A girl whose eardrum was perforated when an attempt to dislodge a bead from her ear was made at a hospital emergency department has settled a High Court action for more than €250,000.

Hannah Jones was six years old when she inserted a bead in her ear while making a necklace in 2012. She was referred to Children’s University Hospital, Temple Street, Dublin, to have it removed.

She claimed that during the attempted removal she suffered a traumatic perforation of her left eardrum, resulting in hearing loss. It was further claimed she was crying hysterically, began to bleed and was in severe pain.

The hospital admitted negligence and a breach of duty in relation to the care and treatment given when the girl attended the emergency department on January 4th, 2012.


Her counsel, Bruce Antoniotti SC, instructed by Cranny solicitors, told the court Hannah’s mother was told, following the unsuccessful attempt, that she would be referred to the hospital’s ear, nose and throat department.

However, he said, she contacted the hospital when she received no referral five days later. She was told to return to the emergency department.

Counsel said Hannah’s mother was told the bead would have to be removed under general anaesthetic and on January 12th, 2012, the child had the operation. The bead, counsel said, was embedded deep in the canal and a perforation of the eardrum was noted.

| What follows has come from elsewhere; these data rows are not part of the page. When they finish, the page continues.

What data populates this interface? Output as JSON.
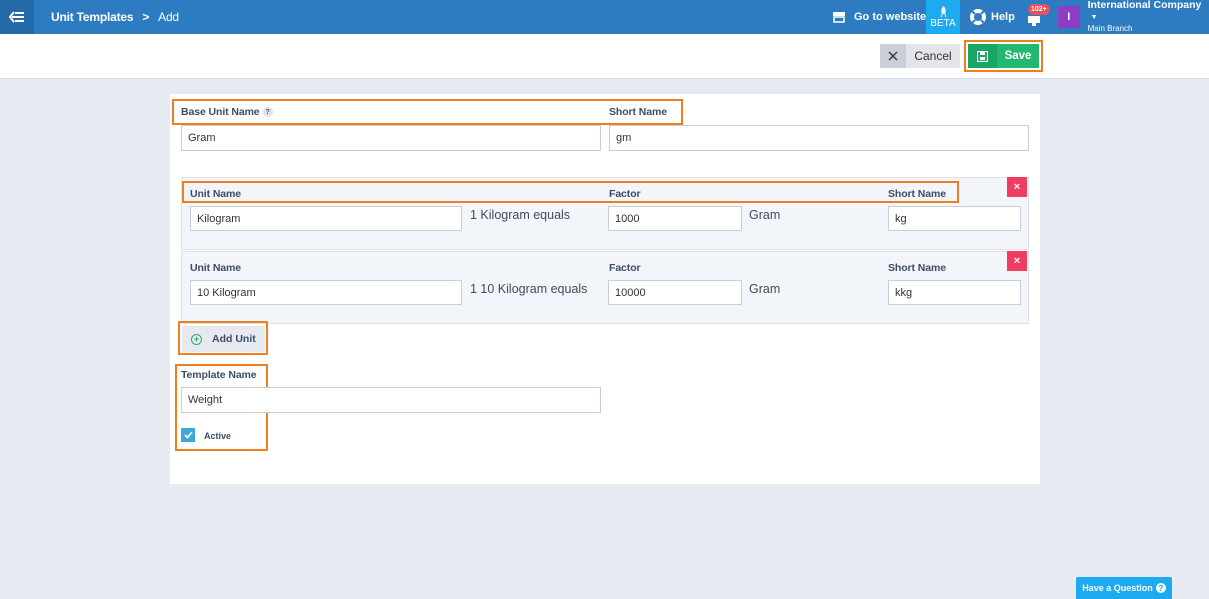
{
  "breadcrumb": {
    "parent": "Unit Templates",
    "separator": ">",
    "current": "Add"
  },
  "topbar": {
    "goto_website": "Go to website",
    "beta": "BETA",
    "help": "Help",
    "notifications_badge": "102+",
    "company_initial": "I",
    "company_name": "International Company",
    "branch": "Main Branch"
  },
  "actions": {
    "cancel": "Cancel",
    "save": "Save"
  },
  "form": {
    "base_unit_label": "Base Unit Name",
    "base_unit_help": "?",
    "base_unit_value": "Gram",
    "short_name_label": "Short Name",
    "short_name_value": "gm",
    "units": [
      {
        "unit_label": "Unit Name",
        "unit_value": "Kilogram",
        "equals_text": "1 Kilogram equals",
        "factor_label": "Factor",
        "factor_value": "1000",
        "base_text": "Gram",
        "short_label": "Short Name",
        "short_value": "kg",
        "remove": "×"
      },
      {
        "unit_label": "Unit Name",
        "unit_value": "10 Kilogram",
        "equals_text": "1 10 Kilogram equals",
        "factor_label": "Factor",
        "factor_value": "10000",
        "base_text": "Gram",
        "short_label": "Short Name",
        "short_value": "kkg",
        "remove": "×"
      }
    ],
    "add_unit": "Add Unit",
    "template_name_label": "Template Name",
    "template_name_value": "Weight",
    "active_label": "Active",
    "active_checked": true
  },
  "have_question": "Have a Question",
  "colors": {
    "topbar": "#2d7bc0",
    "beta": "#1eaaf0",
    "save": "#21b970",
    "remove": "#ef3d62",
    "highlight": "#f07e1f",
    "avatar": "#8c3fc5"
  }
}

A review later confirmed a 40-decibel conductive hearing loss in the left ear. Counsel said Hannah had a hearing aid fitted a few years later, which has been successful.

Hannah, of Hampton Wood Road, Meakstown, Dublin, who is now aged 16, had through her mother, Jillian Jones, sued the hospital over her care when she attended in January 2012.

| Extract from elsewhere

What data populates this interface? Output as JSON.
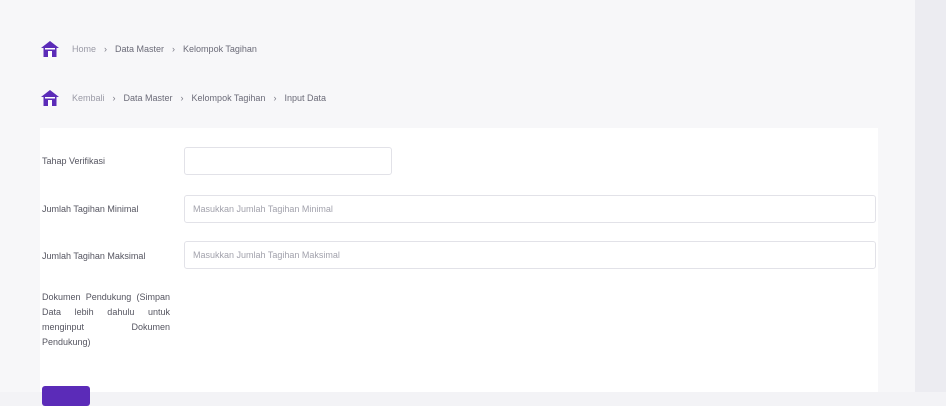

She claimed there was a failure to appreciate the risk associated with Hannah’s condition on January 4th. An attempt to remove the bead when it was unsafe to do so gave rise to the injuries complained of, she alleged.

It was further claimed that there was a failure or neglect to provide expeditious medical intervention and, as a result, there was a delay giving rise to the development of ear infection.

The hospital admitted negligence and a breach of duty over the care and treatment of the girl on January 4th, 2012.

Mr Justice Paul Coffey said he had no hesitation in approving the €250,900 settlement, which, he said, was fair and reasonable.